I have a 2 GB UFD that I managed to install TinyCore 3.0 with multi-booter GRUB running at boot time. I am not sure if GRUB is really necessary if I don't have another OS and I can use BIOS to choose devices.
My questions:
1. PARTITIONING
TCL is installed in 128 MB primary with fstype = ext2 and flagged bootable, and the rest of the UFD (1.8 GB) is a logical partition of fstype = FAT32 (all done with gparted running in TCL). Why? I want persistence of user data to be available to other OSes. I also want persistence of extensions I am to frequently use, but not sure how much size they need and what fstype they should be stored.
What is best practice for partitioning of the 2 GB UFD?
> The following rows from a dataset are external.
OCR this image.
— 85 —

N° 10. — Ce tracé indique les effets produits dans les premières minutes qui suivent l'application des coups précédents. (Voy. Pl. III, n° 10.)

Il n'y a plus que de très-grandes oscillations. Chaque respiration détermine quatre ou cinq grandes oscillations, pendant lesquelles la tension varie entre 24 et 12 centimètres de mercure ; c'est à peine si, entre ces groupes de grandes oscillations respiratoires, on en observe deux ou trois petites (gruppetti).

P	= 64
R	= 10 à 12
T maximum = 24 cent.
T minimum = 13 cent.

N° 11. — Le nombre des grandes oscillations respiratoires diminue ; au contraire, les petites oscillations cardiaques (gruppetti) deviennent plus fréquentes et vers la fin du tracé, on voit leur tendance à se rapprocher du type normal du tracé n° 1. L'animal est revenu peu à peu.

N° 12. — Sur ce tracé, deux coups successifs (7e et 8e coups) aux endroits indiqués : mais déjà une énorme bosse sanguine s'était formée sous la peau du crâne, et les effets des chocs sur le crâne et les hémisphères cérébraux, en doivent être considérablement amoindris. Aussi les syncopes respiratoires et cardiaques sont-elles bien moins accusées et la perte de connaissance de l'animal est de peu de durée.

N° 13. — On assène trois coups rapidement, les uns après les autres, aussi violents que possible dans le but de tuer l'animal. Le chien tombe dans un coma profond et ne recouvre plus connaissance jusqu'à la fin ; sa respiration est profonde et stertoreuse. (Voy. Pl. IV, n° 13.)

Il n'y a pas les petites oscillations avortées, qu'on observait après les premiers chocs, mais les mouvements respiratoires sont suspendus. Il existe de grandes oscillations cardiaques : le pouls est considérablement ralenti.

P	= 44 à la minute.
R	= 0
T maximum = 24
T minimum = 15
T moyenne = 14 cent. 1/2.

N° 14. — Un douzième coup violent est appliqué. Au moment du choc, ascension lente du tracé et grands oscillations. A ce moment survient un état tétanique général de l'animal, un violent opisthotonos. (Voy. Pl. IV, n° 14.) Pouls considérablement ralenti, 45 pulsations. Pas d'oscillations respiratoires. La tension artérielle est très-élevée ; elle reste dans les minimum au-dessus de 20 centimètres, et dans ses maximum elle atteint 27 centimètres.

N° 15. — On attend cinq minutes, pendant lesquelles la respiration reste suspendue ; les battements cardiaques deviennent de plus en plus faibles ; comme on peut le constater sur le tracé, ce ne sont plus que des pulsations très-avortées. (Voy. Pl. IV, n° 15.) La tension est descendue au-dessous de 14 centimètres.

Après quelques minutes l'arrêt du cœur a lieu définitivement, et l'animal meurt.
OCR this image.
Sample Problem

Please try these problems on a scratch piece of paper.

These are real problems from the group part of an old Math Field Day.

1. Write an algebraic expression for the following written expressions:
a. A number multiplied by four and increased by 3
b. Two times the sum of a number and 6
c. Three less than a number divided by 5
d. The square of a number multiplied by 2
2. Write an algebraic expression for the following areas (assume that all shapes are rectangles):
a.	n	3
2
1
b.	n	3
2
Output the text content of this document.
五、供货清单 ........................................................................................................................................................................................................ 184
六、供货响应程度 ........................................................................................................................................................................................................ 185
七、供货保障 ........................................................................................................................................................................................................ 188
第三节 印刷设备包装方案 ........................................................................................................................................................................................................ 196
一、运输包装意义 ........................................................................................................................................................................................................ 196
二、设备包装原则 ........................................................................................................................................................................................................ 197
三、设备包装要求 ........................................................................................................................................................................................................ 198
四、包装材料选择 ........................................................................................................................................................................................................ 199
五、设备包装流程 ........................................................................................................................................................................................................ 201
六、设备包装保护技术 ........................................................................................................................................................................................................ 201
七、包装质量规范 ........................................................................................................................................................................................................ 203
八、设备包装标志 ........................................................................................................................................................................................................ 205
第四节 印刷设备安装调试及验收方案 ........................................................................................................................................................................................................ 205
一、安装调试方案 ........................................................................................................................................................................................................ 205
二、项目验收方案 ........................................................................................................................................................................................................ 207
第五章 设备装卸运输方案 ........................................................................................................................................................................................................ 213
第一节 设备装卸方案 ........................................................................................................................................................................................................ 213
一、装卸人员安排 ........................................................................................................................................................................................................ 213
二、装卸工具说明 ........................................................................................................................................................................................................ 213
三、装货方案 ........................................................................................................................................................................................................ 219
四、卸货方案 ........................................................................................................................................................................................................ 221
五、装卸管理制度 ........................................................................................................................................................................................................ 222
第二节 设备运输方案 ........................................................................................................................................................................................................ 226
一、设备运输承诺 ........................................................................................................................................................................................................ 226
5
2. "UNIVERSAL" BOOT-TIME and SHUTDOWN SHELL SCRIPTS for REAL and VIRTUAL MACHINES
I will use TCL 95% of the time as a guest OS running inside VMware Player with a MS Windows 6.x (Vista) host, at least until I can kick the MS Windows addiction that is forced on me whenever I have to buy a notebook machine whose OEM won't sell it without a Windows version bundled with it.
The VMware Player provides:
- virtual network card (VMnet 8 NAT)
- virtual sound card
- virtual HDD: 8 GB area probably somewhere on the real machine SATA/PATA/IDE HDD
- other storage when I connect other UFDs
- connection to a host OS Windows "shared folder" I create using a mount point through network interface
The other 5% of the time, I may actually run TCL on a real machine.
Given that much advice has been given to avoid using the UFD for any session activity that does a lot of read/write operations because the UFD has limited lifetime of write operations, a boot-time shell script would ideally check its environment (resources), determine if it is in a virtual or real machine, look for (possibly create for the session) the proper resource for a swap partition/paging file (or not boot with warning to user if there is a failure to detect), and do persistence (Backup/Restore) to the UFD on demand and/or at session close.
For instance, what should a boot time script do to see if TCL is running in VMware, what should it detect and choose as a resource for temp data and swap/paging/vram, and how to construct restoration of user data and extensions I don't want to install/DL from Appbrowser?
My question is if this is a good strategy, and as I am not proficient at writing Bourne scripts (even when I wrote them at a basic level years ago), how would I write such scripts? What would/should I take into account with virtual machines (VMware) to minimize UFD write operations and keep vram off the device and used on the HDD?